The benefits of widespread application of this approach could be huge. In The Power of Rivers we drew on a global database of planned dams (compiled by Christiane Zarfl and colleagues at the Leibniz-Institute of Freshwater Ecology and Inland Fisheries) and ran hundreds of thousands of scenarios for developing hydropower in river basins around the world, comparing business-as-usual development with "Hydropower by Design" scenarios.
Our results found that for the same level of energy development—a level that approached global projections for hydropower by 2050—Hydropower by Design scenarios could maintain 100,000 more kilometers of river in a free-flowing condition worldwide compared to business-as-usual approaches.
Finding solutions to achieve this potential for more balanced outcomes is urgent. Global hydropower capacity is projected to roughly double in the next few decades. In our report we calculated that if all the planned dams were built that there will be a global reduction in free-flowing rivers (river segments not affected by dams through fragmentation or flow alteration) of more than 300,000 kilometers, with dramatic declines in the river basins highlighted by Winemiller et al (Figure 2).
While hydropower development will always have impacts, the results in our report, along with analyses such as those by Ziv et al. for the Mekong, show that dramatically improved outcomes are possible through application of system-scale planning.

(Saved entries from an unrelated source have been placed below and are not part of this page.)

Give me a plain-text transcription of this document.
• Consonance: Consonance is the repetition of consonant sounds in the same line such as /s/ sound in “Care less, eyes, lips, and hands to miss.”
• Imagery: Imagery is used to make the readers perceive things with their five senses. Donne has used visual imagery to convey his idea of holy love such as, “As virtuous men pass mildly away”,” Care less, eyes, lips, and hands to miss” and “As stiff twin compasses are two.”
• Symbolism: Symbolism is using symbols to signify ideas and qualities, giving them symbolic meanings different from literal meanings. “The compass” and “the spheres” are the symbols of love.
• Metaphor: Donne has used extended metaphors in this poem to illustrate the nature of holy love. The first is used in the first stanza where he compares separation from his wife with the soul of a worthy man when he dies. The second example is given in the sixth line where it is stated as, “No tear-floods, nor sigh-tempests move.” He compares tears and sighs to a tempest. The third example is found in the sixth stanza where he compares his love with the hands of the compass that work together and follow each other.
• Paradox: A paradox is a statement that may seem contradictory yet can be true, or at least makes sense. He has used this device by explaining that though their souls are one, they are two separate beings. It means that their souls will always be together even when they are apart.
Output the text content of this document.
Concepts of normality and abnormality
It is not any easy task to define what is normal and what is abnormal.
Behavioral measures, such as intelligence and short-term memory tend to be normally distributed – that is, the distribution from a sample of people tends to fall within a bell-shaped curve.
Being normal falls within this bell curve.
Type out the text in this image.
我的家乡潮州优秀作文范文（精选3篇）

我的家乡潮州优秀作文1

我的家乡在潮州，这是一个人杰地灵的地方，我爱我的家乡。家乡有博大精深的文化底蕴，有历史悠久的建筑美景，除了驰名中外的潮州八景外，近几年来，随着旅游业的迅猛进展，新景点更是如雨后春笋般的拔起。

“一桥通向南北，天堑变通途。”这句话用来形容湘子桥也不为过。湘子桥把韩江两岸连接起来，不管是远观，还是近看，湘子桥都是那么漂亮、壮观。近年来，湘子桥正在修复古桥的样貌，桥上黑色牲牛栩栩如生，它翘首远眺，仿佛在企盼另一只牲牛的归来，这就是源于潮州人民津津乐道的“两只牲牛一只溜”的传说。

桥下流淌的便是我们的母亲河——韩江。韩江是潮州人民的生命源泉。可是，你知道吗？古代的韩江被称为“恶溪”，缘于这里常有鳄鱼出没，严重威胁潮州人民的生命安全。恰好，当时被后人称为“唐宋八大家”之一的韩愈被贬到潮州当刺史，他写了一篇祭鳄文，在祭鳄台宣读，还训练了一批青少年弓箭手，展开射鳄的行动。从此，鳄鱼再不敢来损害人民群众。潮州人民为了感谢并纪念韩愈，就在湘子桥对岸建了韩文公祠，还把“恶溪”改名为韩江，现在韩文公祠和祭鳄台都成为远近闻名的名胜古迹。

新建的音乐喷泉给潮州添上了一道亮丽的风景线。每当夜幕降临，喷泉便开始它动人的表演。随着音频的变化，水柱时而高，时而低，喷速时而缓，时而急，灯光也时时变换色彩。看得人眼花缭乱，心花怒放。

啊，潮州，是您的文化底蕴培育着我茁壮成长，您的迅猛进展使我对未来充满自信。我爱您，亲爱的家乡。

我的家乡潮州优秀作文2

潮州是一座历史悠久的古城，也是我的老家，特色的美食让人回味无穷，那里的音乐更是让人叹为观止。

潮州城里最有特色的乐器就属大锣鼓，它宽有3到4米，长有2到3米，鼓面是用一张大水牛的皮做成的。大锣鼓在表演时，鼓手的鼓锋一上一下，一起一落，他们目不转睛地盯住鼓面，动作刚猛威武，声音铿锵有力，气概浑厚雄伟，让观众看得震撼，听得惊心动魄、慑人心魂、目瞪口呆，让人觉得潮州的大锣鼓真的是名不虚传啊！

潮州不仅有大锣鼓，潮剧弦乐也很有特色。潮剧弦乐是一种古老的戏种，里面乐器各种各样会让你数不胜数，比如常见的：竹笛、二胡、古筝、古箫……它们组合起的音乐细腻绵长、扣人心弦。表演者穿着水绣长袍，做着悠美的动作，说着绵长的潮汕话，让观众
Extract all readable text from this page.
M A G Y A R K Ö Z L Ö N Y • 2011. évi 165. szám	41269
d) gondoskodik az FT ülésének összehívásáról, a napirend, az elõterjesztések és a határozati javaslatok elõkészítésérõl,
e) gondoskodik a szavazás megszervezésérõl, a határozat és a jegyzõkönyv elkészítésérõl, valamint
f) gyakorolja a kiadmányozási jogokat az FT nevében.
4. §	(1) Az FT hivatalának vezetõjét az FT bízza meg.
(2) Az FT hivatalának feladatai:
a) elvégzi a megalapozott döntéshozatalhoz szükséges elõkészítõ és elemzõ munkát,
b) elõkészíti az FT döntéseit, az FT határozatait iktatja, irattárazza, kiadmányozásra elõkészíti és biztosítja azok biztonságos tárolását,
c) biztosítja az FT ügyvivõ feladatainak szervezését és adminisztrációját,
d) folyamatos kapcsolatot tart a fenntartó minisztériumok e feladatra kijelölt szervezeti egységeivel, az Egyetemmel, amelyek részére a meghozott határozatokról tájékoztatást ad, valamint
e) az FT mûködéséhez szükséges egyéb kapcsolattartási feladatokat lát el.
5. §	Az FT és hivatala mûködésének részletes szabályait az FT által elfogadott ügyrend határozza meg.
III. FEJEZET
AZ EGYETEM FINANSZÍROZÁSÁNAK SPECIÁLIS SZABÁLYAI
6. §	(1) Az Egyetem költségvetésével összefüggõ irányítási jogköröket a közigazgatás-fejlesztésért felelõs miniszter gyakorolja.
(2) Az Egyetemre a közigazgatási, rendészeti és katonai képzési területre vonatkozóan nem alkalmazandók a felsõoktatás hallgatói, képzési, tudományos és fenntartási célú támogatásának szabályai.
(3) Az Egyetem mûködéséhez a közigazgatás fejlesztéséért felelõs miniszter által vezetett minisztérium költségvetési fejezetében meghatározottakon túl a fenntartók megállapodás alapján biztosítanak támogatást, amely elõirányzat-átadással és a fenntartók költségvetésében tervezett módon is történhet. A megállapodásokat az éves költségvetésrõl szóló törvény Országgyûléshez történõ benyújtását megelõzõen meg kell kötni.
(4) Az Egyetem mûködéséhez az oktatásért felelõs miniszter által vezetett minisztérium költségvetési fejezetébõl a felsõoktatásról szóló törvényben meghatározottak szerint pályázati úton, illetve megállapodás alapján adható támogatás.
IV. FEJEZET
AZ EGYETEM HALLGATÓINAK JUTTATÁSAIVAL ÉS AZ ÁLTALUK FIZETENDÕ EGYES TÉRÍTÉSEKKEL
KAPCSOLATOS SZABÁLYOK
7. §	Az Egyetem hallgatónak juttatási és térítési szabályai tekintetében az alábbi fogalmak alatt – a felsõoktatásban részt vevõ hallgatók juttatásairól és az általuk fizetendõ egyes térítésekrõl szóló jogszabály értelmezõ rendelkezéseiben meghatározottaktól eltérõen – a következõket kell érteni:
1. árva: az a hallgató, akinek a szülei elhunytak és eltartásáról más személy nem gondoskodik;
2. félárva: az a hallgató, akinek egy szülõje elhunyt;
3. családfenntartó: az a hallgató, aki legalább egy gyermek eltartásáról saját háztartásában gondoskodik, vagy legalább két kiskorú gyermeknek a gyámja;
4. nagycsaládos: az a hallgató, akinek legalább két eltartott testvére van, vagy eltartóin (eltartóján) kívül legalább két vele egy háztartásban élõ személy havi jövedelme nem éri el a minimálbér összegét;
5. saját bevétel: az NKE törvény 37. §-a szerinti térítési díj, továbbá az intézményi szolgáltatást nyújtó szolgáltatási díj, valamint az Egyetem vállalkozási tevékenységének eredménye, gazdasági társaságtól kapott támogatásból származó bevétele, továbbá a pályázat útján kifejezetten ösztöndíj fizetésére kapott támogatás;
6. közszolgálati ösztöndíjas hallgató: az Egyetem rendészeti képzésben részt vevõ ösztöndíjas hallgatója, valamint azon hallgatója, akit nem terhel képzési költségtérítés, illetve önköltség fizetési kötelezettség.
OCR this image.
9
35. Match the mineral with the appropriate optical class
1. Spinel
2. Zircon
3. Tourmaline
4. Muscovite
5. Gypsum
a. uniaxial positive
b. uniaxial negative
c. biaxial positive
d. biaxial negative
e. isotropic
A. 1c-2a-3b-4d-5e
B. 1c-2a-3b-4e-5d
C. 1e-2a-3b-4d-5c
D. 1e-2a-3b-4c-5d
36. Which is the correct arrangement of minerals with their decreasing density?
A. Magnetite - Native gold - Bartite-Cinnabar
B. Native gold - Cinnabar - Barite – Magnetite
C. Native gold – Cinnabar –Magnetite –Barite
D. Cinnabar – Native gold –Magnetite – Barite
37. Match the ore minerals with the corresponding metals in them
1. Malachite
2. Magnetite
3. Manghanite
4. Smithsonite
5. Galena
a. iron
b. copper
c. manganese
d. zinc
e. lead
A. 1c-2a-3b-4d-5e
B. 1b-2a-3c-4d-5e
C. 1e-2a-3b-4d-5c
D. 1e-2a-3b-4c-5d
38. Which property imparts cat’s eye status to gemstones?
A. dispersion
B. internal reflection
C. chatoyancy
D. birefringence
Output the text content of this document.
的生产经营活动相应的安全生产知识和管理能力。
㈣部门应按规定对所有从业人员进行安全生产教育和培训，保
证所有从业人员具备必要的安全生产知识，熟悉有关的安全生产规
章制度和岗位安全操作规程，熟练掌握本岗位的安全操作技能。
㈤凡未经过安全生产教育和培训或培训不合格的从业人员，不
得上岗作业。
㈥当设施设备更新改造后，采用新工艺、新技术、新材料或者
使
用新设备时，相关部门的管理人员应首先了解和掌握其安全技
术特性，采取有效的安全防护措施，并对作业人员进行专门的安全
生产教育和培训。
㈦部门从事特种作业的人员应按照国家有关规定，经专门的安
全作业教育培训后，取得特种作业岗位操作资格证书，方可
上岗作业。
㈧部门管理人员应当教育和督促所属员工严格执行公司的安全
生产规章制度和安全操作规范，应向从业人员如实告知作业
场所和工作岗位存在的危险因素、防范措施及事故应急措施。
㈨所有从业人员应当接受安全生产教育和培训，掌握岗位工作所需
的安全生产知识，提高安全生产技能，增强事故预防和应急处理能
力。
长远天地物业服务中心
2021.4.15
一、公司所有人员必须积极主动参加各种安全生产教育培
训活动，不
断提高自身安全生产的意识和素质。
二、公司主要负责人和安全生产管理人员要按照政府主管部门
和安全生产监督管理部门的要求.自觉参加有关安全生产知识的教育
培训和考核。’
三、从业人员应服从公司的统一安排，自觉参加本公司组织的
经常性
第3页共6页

In many ways, the technical challenge is relatively easy. Aligning decision making around potential balanced solutions is far harder. For that we'll need to go beyond concentration and collaboration and add one more word to the fish-energy vocabulary list.
Collaboration.
There will always be a need for campaigns against dams with unacceptably high impacts. But, for conservation organizations, campaigns alone will not produce the widespread changes needed to achieve more balanced outcomes at a global scale. For that, we also need to work directly with those who plan, fund, build and operate hydropower dams and find collaborative solutions.
The Nature Conservancy is working in range of places, with diverse partners, to promote the kind of system-scale analyses and planning recommended by Winemiller et al. In Mexico, we are working with the Federal Commission for Electricity and other partners on basin-scale approaches to hydropower planning that balance energy generation with maintaining environmental and social resources. In Gabon we are collaborating with government agencies and providing them tools and methods to compare hydropower development scenarios to help them achieve their ambitious goals for both renewable energy expansion and conservation of ecosystems. With the International Hydropower Association and stakeholders from finance, government, industry and civil society we helped write the Hydropower Sustainable Assessment Protocol to provide a standardized tool for evaluating the relative sustainability of a hydropower project or system.
Achieving more balanced outcomes through system-scale planning won't be easy, due to a lack of regulatory examples and structures, sector inertia and complexity, and political hurdles. These challenges are compounded in trans-boundary river basins such as the Amazon and Mekong. But based on the rate of hydropower expansion and where it's happening—concentrated in basins where rivers support high biological diversity and are most closely linked to rural livelihoods and food sources—solutions are urgently needed. Science can point to better potential pathways, but only collaborative problem solving can deliver on that potential.